Chapitre 2: ille

C’était une nuit sans lune comme elle ne l’aimait pas.

     

            Un hurlement de bête sauvage le fit sursauter.

Le regard inquiet, ille*(pronom personnel neutre) s’approcha vers la limite de l’enclos. S’en agrippant, non sans appréhension, ille s’aida de ses bras chétifs pour se redresser.

Le visage arrondit de l’enfance, marqué par la crasse et les croutes épaisses de blessures mal soignées, l’esclave scruta les hauteurs qui lui faisaient face.

Malgré le manque de luminosité, ille connaissait très bien le paysage terne et hostile qu’étaient les chaînes Dromas. Ille y avait vécu toute sa vie. Et y mourrait certainement. Rien n’y poussait quasiment, mise à part de la mousse trigolite et des plants de plantes d’argeos. Mais ille avait déjà dévoré toutes les ressources à portée de main depuis des lunes…

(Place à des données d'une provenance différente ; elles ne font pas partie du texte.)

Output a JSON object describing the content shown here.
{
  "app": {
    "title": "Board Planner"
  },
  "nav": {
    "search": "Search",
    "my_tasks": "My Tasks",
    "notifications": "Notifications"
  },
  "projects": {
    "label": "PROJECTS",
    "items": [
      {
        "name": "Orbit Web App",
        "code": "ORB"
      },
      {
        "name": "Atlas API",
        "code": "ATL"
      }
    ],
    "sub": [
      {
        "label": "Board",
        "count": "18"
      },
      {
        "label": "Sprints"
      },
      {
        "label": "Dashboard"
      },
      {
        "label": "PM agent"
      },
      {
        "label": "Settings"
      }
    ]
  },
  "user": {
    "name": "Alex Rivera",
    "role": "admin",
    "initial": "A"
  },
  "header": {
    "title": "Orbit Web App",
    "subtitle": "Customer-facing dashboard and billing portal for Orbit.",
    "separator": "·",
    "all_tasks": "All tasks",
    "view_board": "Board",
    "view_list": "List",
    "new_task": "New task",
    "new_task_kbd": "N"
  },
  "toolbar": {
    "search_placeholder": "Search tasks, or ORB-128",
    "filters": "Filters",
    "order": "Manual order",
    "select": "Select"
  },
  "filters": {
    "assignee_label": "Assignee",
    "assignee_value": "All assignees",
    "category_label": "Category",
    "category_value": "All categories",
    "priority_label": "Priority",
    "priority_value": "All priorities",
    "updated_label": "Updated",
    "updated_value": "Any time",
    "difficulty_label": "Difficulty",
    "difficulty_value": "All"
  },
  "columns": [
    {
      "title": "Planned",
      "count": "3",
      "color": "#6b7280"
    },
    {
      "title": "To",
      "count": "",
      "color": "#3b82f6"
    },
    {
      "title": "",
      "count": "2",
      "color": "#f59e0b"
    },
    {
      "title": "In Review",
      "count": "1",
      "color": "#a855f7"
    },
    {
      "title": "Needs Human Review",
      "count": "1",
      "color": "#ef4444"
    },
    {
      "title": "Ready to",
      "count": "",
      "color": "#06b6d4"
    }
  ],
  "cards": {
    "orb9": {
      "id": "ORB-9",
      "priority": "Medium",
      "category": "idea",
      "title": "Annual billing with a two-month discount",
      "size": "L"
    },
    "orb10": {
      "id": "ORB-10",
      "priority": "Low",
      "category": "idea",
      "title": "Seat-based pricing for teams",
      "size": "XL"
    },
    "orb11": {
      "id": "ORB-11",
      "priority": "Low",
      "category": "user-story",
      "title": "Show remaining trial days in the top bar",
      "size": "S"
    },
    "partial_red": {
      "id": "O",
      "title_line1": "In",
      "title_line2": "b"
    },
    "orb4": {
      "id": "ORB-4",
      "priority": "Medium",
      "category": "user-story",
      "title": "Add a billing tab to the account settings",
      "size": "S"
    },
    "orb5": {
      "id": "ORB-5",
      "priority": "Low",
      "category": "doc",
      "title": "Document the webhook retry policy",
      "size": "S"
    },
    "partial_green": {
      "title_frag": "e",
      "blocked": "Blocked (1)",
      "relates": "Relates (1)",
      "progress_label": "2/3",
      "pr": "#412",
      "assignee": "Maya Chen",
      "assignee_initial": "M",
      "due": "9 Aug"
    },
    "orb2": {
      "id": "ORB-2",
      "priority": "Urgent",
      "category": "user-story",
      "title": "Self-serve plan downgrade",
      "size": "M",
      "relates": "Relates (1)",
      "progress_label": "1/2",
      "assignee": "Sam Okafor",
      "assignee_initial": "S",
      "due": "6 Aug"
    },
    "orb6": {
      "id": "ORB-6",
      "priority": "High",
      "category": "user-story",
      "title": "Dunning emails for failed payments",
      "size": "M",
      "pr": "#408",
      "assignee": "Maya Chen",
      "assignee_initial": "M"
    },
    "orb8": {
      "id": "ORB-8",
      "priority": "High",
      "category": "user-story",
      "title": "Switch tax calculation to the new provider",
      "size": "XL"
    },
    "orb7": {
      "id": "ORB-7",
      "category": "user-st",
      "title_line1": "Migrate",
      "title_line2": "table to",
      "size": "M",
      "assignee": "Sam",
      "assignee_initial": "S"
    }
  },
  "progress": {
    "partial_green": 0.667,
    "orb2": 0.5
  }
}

À présent, seuls les petits animaux pouvaient constituer un repas convenable.

Le cri cessa enfin. Mais ses échos continuèrent à émettre pendant plusieurs battements de cœur.

Apeuré, l’esclave continua d’en chercher l’origine.

Habituellement, les cris ou les bruits de bataille venaient de l’autre côté de l’enclos, vers les royaumes des terres plates. Là où les sols étaient recouverts de verdures, où les rivières courbaient les vallées et où les forêts s’épanouissaient à perte de vues.

Soudain ému pour ce souvenir si féerique, ille ferma les yeux un instant, espérant que ses souvenirs reconstituent ce paysage. Puis le dernier écho le ramena à la réalité.

Un frisson parcouru son dos vouté.

Quel animal pouvait faire un bruit pareil ?

Non, ce ne pouvait être un animal. C’était un monstre !

Allait-il venir les dévorer ?

À cette idée, l’esclave fronça avec hésitation ses sourcils.

Quelle importance ? Ille ne pensait pas survivre très longtemps après tout…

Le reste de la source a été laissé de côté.